Direktur Tindak Pidana Narkoba Bareskrim Polri Brigjen Pol Eko Hadi Santoso mengungkapkan, penindakan ini berawal dari informasi masyarakat mengenai aktivitas penyelundupan narkoba di sepanjang perairan Kecamatan Pekaitan, Kabupaten Rokan Hilir, Riau.
"Tim Subdit IV Dittipidnarkoba Bareskrim Polri bersama Satgas NIC menerima informasi dari masyarakat terkait adanya peredaran gelap narkotika di Kecamatan Pekaitan, Kabupaten Rokan Hilir, Provinsi Riau," kata Eko dalam keterangannya, Selasa (4/8).

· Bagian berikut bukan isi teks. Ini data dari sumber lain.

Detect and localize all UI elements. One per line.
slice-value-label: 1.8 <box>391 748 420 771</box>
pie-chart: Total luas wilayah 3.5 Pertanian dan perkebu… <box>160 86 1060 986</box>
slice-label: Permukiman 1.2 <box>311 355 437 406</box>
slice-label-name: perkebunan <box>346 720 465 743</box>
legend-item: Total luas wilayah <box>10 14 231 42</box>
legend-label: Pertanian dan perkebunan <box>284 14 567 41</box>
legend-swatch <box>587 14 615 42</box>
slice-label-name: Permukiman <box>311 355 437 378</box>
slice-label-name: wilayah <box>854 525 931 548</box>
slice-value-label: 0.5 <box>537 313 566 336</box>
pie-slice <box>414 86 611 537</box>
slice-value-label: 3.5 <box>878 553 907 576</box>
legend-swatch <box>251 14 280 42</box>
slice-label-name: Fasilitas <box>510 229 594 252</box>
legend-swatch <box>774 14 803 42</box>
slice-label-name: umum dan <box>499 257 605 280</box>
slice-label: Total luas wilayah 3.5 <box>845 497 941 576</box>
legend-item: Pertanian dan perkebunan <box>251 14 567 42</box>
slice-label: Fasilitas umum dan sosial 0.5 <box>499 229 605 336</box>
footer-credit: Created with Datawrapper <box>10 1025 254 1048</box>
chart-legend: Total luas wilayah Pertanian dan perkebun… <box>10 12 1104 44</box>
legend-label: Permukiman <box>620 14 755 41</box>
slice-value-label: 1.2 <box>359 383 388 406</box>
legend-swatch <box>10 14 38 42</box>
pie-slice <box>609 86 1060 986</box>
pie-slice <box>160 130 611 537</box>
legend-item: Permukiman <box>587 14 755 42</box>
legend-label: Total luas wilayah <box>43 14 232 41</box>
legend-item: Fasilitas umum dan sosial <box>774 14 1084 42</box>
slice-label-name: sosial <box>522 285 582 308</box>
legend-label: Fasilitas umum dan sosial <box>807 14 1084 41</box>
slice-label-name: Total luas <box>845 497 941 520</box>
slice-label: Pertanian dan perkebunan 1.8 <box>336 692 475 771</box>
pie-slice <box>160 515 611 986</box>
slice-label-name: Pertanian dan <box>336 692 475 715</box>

Tim menyisir perairan Sungai Pekaitan sejak Senin, 27 Juli 2026, hingga akhirnya menemukan empat kardus berisi narkotika yang disembunyikan di semak-semak pesisir sungai. Eko merinci proses penemuan barang bukti tersebut.
"Pada hari Kamis, 30 Juli 2026, tim menemukan 4 kardus yang dibungkus plastik bening dan disembunyikan di semak-semak, yang diduga berisi narkotika. Selanjutnya, tim melakukan pemantauan terhadap keempat kardus tersebut dari jarak aman hingga sore hari saat air sungai mulai pasang," ujar Eko.
Petugas menangkap seorang nelayan bernama Irham sekitar pukul 16.30 WIB. Irham bertugas memindahkan empat kardus berisi 80 bungkus sabu seberat 86.386 gram dan 5.171 butir ekstasi ke atas kapal boat.
Penangkapan Irham berlanjut dengan penyergapan susulan di pesisir Sungai Rokan. Tiga tersangka lain turut diamankan, yakni Amat Raya serta dua mahasiswa yang bertindak sebagai kurir pengangkut, Suryaman Hadi Wijaya dan Thoriq Muzakkisyah.
"Sekira pukul 18.30 WIB, tim gabungan berhasil mengamankan Amat Raya, Suryaman Hadi Wijaya, dan Thoriq Muzakkisyah di pesisir Sungai Rokan. Di lokasi tersebut turut diamankan 1 unit kendaraan roda empat merek Daihatsu Xenia warna silver yang telah dipersiapkan untuk mengangkut barang yang diduga narkotika tersebut," tutur Eko.
Bareskrim Polri kemudian melakukan pengembangan lewat skema controlled delivery bekerja sama dengan Kanwil DJBC Sumatera Bagian Timur untuk membekuk jaringan penerima barang di Kota Palembang, Sumatera Selatan, dan Kepulauan Riau. Dari hasil pengembangan itu, petugas menangkap tersangka Yohanes Nero Sandra di The Arista Hotel Palembang serta tersangka Meliasari di Tanjung Balai Karimun, Kepulauan Riau.
"Selanjutnya, berdasarkan hasil pengembangan, tim gabungan melakukan controlled delivery ke Kota Palembang, Provinsi Sumatera Selatan. Dalam pelaksanaannya, tim mendapat dukungan dari Kanwil Direktorat Jenderal Bea dan Cukai Sumatera Bagian Timur untuk melakukan pemantauan dan penindakan lanjutan terhadap jaringan penerima barang," tutur Eko.
Keenam tersangka beserta barang bukti sabu, ribuan ekstasi, kapal boat, dan kendaraan roda empat kini telah diamankan di Bareskrim Polri. Adapun keenam tersangka tersebut adalah Irham, Amat Raya, Suryaman Hadi Wijaya, Thoriq Muzakkisyah, Yohanes Nero Sandra, dan Meliasari.
Sementara itu, penyidik masih memburu dua pengendali jaringan berstatus DPO, yakni Punay dan Bos Aeng.